La Señora Reece se puso buena hace unos días.
Ahora que algo así ha sucedido hoy de repente, la dosis no era suficiente.
—Esto no está permitido en nuestro hospital.
Si fuera cualquier otro paciente, podríamos solucionarlo fácilmente.
Sin embargo, usted conoce el estado de la Señora Reece.
—¿Cómo puede cometer semejante error si no era su primer día en el hospital?
La enfermera jefe dijo con cara de agravio —Me he puesto cuatro vacunas.
Se lo prometo.
—No podía cometer ningún error.
El otro médico añadió —¿Alguien cambió la medicina?
—¿Había alguien en la farmacia?
La enfermera, Esther, recordó de repente —Parece que antes solo vino el doctor Fred.
—Oh, yo…
—Marlon parecía nervioso.
—¿Cambiaste la medicina?
—Ida parecía seria.
Marlon entró en pánico y tartamudeó —Director, yo…
Pude haber puesto accidentalmente la medicina en el lugar equivocado.
—¿Cómo puedes cometer semejante error?
—Ida se puso furiosa.
—Fui descuidada.
Nunca cometeré semejantes errores.
—Por favor, dame una oportunidad.
No volveré a hacerlo.
—Somos médicos.
Incluso el más mínimo error puede causar accidentes médicos.
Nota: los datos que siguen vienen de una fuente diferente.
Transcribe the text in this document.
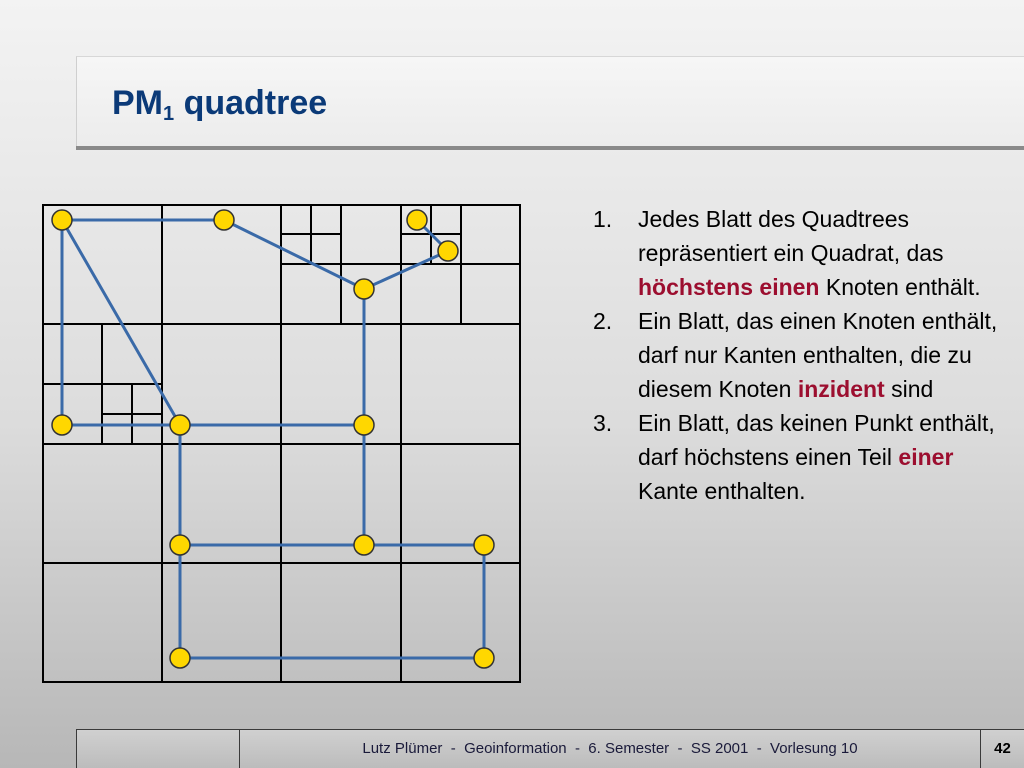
$PM_1$ quadtree
1.	Jedes Blatt des Quadtrees repräsentiert ein Quadrat, das höchstens einen Knoten enthält.
2.	Ein Blatt, das einen Knoten enthält, darf nur Kanten enthalten, die zu diesem Knoten inzident sind
3.	Ein Blatt, das keinen Punkt enthält, darf höchstens einen Teil einer Kante enthalten.
Lutz Plümer  -  Geoinformation  -  6. Semester  -  SS 2001  -  Vorlesung 10	42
Usted sabe quién está en la sala ahora.
—Si algo le sucede a la Señora Reece, nos enfrentaremos a grandes problemas.
—Lo siento.
Sé que me equivoqué.
Tendré cuidado la próxima vez.
Ida pensó durante mucho tiempo.
Este asunto no podía extenderse.
Si se extendía, Ida probablemente sería despedida.
—Dale a Marlon una sanción de segundo grado y descuéntale su premio de fin de año.
Marlon, deberías hacer introspección y escribirlo.
—Entendido, Director.
—El corazón de Marlon latía rápido.
Marlon estaba tan nervioso en este momento, pero afortunadamente, el Director no continuó con el asunto.
…
Pronto.
Edwin fue llevado al hospital después de recibir la noticia.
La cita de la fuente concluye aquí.